Consequently, yesterday, the administered market ‘spot’ was down by between 80-79.31 per cent (Rs 160-161), year-on-year (YoY) in two-way quotes, thereby causing cost push inflationary pressure as Sri Lanka is an import dependent economy, they said.
Meanwhile, yesterday, the value of this official administered ‘spot’ was fixed at Rs 362.90 to the dollar, while a year ago it was fixed at Rs 199.63, down 81.79 per cent (Rs 163.27), YoY. In related developments, the straitjacketed, inflexible administered market ‘spot’ a year ago was fixed at Rs 200/203 to the dollar in two-way quotes, unchanged for the tenth consecutive market day to 22 September 2021.

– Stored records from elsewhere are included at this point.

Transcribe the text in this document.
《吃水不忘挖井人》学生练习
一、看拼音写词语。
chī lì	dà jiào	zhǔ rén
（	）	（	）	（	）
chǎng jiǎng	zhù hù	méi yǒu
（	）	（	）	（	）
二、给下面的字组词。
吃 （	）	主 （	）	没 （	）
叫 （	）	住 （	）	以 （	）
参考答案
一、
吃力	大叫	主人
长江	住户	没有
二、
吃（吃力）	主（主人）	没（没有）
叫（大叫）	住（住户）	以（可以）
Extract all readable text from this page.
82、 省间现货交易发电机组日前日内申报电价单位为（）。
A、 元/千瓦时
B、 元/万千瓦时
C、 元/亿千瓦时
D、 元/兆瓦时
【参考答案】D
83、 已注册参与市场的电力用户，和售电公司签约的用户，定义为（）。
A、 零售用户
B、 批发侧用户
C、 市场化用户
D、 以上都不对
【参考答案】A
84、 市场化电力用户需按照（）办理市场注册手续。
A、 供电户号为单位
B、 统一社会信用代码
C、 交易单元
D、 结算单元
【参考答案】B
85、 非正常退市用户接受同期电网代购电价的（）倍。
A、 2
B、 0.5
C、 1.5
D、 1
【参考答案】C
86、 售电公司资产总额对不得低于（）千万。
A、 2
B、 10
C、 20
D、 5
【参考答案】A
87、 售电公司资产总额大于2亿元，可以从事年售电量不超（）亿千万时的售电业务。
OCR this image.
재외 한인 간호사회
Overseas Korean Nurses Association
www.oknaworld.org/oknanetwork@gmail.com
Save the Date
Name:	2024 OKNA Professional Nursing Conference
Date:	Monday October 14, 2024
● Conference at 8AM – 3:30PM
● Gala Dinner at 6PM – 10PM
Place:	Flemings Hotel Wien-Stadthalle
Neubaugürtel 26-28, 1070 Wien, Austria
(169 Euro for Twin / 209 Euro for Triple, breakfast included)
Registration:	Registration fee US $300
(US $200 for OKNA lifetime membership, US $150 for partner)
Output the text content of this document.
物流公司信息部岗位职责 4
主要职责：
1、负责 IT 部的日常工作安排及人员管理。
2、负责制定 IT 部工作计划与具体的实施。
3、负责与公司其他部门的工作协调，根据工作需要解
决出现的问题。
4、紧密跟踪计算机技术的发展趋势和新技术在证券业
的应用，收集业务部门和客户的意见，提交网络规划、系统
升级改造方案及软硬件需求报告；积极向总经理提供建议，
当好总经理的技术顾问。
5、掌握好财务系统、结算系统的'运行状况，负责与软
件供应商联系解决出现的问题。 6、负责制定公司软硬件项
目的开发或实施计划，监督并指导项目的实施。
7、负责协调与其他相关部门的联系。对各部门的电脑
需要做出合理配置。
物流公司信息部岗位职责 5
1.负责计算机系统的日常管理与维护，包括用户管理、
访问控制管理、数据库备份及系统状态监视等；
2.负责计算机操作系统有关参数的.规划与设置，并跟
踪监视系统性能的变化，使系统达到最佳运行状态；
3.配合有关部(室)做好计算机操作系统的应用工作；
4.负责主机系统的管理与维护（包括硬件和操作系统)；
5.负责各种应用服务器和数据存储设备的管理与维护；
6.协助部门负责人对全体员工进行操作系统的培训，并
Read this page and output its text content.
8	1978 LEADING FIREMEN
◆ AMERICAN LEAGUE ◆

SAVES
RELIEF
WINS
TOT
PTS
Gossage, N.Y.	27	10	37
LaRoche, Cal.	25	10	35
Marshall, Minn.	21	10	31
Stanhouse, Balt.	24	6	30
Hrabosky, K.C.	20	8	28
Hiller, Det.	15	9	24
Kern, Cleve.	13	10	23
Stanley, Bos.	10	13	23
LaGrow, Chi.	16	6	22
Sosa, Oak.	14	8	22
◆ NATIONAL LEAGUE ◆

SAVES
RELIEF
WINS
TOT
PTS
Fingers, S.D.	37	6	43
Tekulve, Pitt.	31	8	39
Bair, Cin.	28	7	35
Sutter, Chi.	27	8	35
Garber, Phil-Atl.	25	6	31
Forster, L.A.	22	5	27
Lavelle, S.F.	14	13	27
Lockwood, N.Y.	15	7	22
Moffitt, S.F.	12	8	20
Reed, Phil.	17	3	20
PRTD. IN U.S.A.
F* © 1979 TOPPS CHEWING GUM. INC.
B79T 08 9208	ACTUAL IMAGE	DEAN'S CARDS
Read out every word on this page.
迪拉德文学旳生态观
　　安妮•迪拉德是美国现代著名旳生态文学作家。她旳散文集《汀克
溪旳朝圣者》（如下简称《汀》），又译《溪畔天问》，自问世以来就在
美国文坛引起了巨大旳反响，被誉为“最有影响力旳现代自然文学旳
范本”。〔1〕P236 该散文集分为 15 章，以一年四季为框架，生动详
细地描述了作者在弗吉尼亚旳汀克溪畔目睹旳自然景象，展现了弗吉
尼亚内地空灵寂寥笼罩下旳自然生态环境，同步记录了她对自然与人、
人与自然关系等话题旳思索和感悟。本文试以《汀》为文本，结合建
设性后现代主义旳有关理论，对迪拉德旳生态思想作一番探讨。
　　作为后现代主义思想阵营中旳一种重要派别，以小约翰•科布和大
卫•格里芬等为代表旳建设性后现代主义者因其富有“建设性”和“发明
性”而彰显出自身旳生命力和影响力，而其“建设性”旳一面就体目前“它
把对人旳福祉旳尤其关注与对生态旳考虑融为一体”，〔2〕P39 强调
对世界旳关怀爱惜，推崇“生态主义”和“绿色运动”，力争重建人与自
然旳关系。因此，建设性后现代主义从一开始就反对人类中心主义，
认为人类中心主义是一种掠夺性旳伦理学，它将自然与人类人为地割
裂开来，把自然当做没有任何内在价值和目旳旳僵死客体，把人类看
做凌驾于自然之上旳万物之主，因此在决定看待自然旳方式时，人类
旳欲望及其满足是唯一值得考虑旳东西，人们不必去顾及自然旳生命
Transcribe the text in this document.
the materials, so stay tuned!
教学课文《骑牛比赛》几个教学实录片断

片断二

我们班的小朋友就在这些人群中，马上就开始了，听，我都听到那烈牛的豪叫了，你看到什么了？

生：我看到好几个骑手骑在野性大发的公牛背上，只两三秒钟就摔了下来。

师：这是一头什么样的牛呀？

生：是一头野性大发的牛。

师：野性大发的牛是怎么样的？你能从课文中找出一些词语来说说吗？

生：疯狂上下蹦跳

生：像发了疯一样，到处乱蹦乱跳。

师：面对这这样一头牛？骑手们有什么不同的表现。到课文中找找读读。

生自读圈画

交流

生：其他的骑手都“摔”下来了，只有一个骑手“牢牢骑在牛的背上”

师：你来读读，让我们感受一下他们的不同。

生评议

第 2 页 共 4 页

The band in which the “guided market spot’ may currently operate is fixed at +/- three per cent of the officially administered ‘spot’ value, where the latter is applicable for transactions involving the GoSL, CBSL and or between the GoSL and/or CBSL with the market, which was fixed at Rs 362.90 to the dollar on Friday.
They further said that trades in the administered market ‘spot’ (Rs 360/364) yesterday were mainly restricted to ‘bank-client’ outright trades, while the interbank foreign exchange (FX) market was, however, dominated by swaps, which were outside the domain of the FX market for this purpose.
‘Spot’ trades are settled after two market days from the date of transaction. CBSL, the steward of GoSL debt and of its foreign reserves also deals in ‘spot’.